Meister Dōgen baute seine buddhistische Lehre auch
auf dem Lotos-Sūtra auf, dem er im
Gegensatz zum landläufigen Verständnis eine neue Bedeutung und Tiefenschärfe
gab. Er interpretierte es nicht als wundergläubigen Volksbuddhismus, sondern
auf der Grundlage des Chan-Buddhismus und Nāgārjunas Mittlerem Weg. Im Kapitel
„Die Dharma-Blume (der Wahrheit) dreht die Blume der Dharma-Welt“ und in diesem
Kapitel über die Form ist es ihm in großartiger Weise gelungen, die
Wirklichkeit und das Universum selbst in Worte zu fassen, soweit dies überhaupt
möglich ist. Zweifellos hatte er damit einen inneren Widerspruch zu bewältigen,
weil die Wirklichkeit und Wahrheit nicht erschöpfend mit Worten beschrieben
werden können, da sie über Beschreibungen hinausgehen. Aber der verbale
Ausdruck ist andererseits unbedingt notwendig, um den Buddha-Dharma lehren und
übermitteln zu können.
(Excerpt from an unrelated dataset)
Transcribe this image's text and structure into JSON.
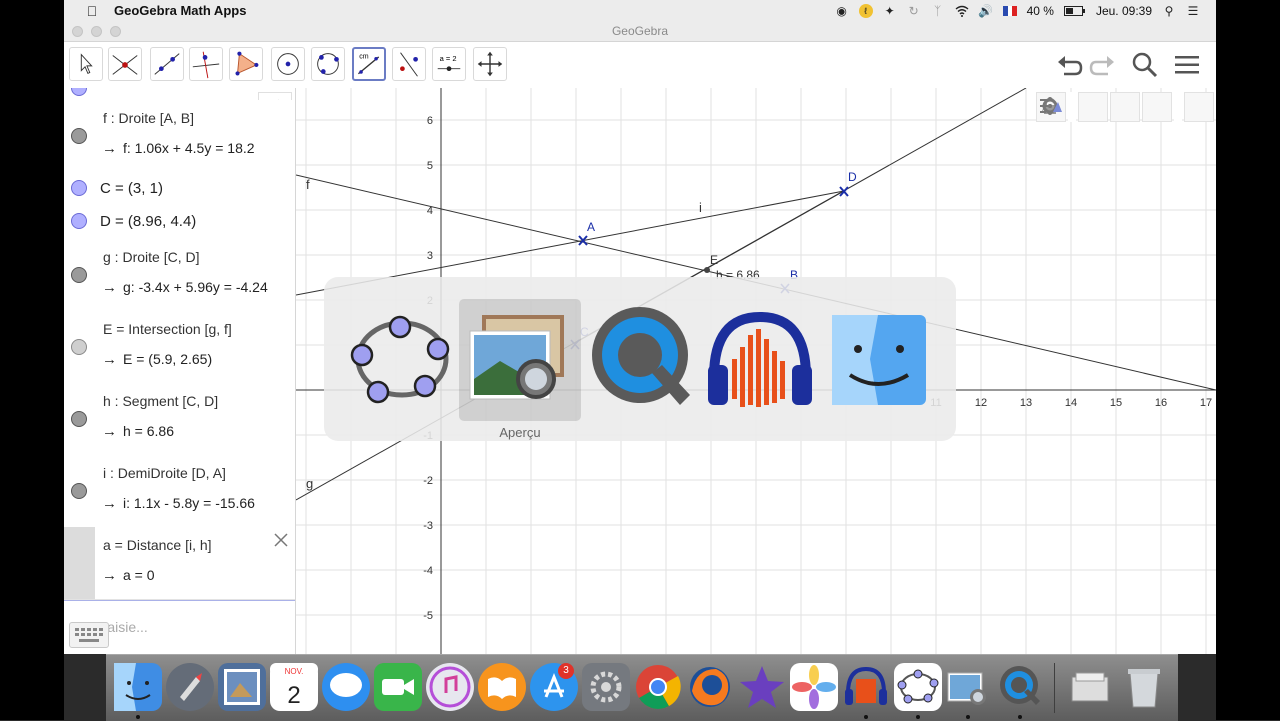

Im Kapitel über das
Lotos-Sūtra werden vor allem die Großartigkeit, Schönheit und Realität des
Universums geschildert, und es wird erläutert, dass die Wirklichkeit dieser
Welt einer wunderbaren Lotosblume gleicht. Diese Schönheit ist das, was wir als
Form direkt sehen, und nicht eine weit entfernte erträumte Welt ohne reale
Form. Die Welt dreht sich und ist somit in dauernder Bewegung, also keinesfalls
statisch und festgelegt, und das Leben ist dauernd in Entwicklung und Bewegung.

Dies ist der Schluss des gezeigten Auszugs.